Trump’s Budget Policies Make the Poor Poorer to Pay for War and Help the Rich
A report by the Institute for Policy Studies, the Yale Center for Public Theology and Public Policy, and Repairers of the Breach.
Budgets are both policy and moral documents. The Trump-GOP budget agenda, which cuts programs for the poor to give tax cuts to the wealthy and big corporations and more money to the war machine and mass deportations, is not a moral policy agenda.
This brief report summarizes some of the Trump-GOP’s most immoral budget priorities, from those that have already been enacted to those that are now being proposed.
Failed Budget Priorities: Making the Poor Poorer to Help the Rich and Fund Violence
In March, the president summed up his own approach: “‘The U.S. can’t take care of daycare…. We’re fighting wars. Medicaid, Medicare — they can do it on a state basis. We have to take care of one thing: military protection. But all these little scams that have taken place, you have to let states take care of them.”
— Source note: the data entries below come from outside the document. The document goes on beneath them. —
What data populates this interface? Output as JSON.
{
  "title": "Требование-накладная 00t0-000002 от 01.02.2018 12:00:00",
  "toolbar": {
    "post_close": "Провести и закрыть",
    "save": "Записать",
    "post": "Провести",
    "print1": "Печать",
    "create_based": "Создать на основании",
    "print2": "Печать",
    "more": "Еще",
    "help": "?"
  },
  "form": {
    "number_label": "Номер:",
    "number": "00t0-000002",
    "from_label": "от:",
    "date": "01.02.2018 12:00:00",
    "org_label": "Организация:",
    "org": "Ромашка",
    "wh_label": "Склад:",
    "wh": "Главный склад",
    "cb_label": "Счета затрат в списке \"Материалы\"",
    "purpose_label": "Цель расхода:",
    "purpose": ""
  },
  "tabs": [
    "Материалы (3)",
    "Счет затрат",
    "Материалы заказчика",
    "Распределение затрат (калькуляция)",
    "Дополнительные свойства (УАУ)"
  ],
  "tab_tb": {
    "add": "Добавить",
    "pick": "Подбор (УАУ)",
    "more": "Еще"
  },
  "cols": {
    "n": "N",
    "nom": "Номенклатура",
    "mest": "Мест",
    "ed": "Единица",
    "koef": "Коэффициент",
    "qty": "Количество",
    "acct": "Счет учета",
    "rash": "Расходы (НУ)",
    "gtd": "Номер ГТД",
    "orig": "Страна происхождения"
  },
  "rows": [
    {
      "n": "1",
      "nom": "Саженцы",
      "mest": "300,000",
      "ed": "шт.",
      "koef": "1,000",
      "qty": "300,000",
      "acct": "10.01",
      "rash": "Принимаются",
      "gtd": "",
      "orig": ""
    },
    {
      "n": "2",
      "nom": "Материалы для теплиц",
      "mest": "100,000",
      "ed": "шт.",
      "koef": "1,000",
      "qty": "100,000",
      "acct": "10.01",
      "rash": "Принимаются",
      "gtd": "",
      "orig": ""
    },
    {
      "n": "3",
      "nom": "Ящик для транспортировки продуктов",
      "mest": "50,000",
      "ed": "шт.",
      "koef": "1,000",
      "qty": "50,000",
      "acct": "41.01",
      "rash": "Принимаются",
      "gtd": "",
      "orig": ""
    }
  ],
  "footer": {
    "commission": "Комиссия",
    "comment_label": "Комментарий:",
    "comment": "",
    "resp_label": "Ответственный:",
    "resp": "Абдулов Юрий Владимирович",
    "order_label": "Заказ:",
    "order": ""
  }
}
Last year’s Big Ugly Bill, praised by Trump and narrowly passed by Congress, did three big things: cut social safety net and health care programs, give tax cuts to the wealthiest, and spend billions for war and mass deportations.
This year, Trump and his GOP allies are planning to do more of the same. Their priorities for this year include supplementing the war budget to bring the total from $1 trillion in FY 2026 to $1.5 trillion in FY 2027; providing more money for the president’s immoral mass deportation and detention agenda; and cutting off more poor and low-income people from programs that help counter the injustices in our economy.
The theme of these budget priorities is clear and consistent: taking from the poor to enrich the wealthy and inflict violence at home and abroad.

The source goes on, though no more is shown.